Many of the attorneys my Practice Growth Team talks with are at a point of deadlock.
They don’t have any time left in the day and even if they did, they aren’t sure what they should do to change their practice.
It’s a challenging spot.
The reason they’re in this position is they don’t realize that doing more isn’t the solution.
In previous posts I’ve talked about ‘incrementalist thinking’ — continually adding things onto your practice, making it more complex and difficult to scale.
The biggest thing attorneys can do to make progress in their practice is to take time out to think. Most practice growth doesn’t come from doing — it comes from taking the time to think.
Many of you may say to yourself, “Wait a second, I don’t have any time to think.”
You may feel that way, but if you think about the problem in the right way, you can create the time to think and develop simplicity from complexity.

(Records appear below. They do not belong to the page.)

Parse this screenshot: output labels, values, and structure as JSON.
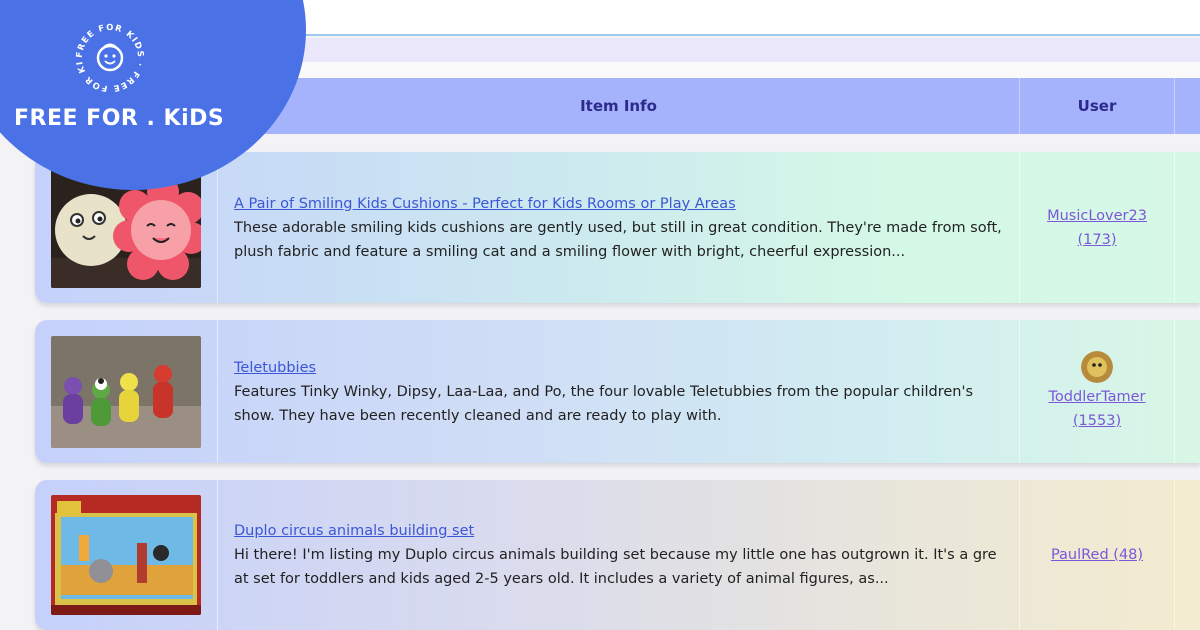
{
  "brand": {
    "name": "FREE FOR . KiDS",
    "badge_text": "FREE FOR KIDS · FREE FOR KIDS ·",
    "color": "#4a71e6"
  },
  "table": {
    "headers": {
      "item_info": "Item Info",
      "user": "User"
    }
  },
  "items": [
    {
      "title": "A Pair of Smiling Kids Cushions - Perfect for Kids Rooms or Play Areas",
      "description": "These adorable smiling kids cushions are gently used, but still in great condition. They're made from soft, plush fabric and feature a smiling cat and a smiling flower with bright, cheerful expression...",
      "user": "MusicLover23",
      "user_count": "(173)",
      "image": "cushions-photo"
    },
    {
      "title": "Teletubbies",
      "description": "Features Tinky Winky, Dipsy, Laa-Laa, and Po, the four lovable Teletubbies from the popular children's show. They have been recently cleaned and are ready to play with.",
      "user": "ToddlerTamer",
      "user_count": "(1553)",
      "image": "teletubbies-photo",
      "avatar": "user-avatar"
    },
    {
      "title": "Duplo circus animals building set",
      "description": "Hi there! I'm listing my Duplo circus animals building set because my little one has outgrown it. It's a great set for toddlers and kids aged 2-5 years old. It includes a variety of animal figures, as...",
      "user": "PaulRed (48)",
      "image": "duplo-box-photo"
    }
  ]
}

Think about the time and energy drains you currently have in your practice. If you find a way to delegate or outsource those tasks, you can focus on the parts of your business that give you energy instead of rob you of it.
This has the effect of creating time because it’s not the number of hours you put into your practice, it’s what you do with those hours that matters.
There are plenty of practices that generate far more income where the owners work fewer hours than you.
It all comes down to how you think about your practice, what you’re spending time on, and how you operate the business that makes the difference in getting your practice out of the deadlock.
I want to challenge you to think critically about which areas of your practice are most inefficient and how you use your time.
How are you approaching your calendar and communications with other people?
If you take time out to think and work in those areas, you can free up a huge amount of time you never knew you had.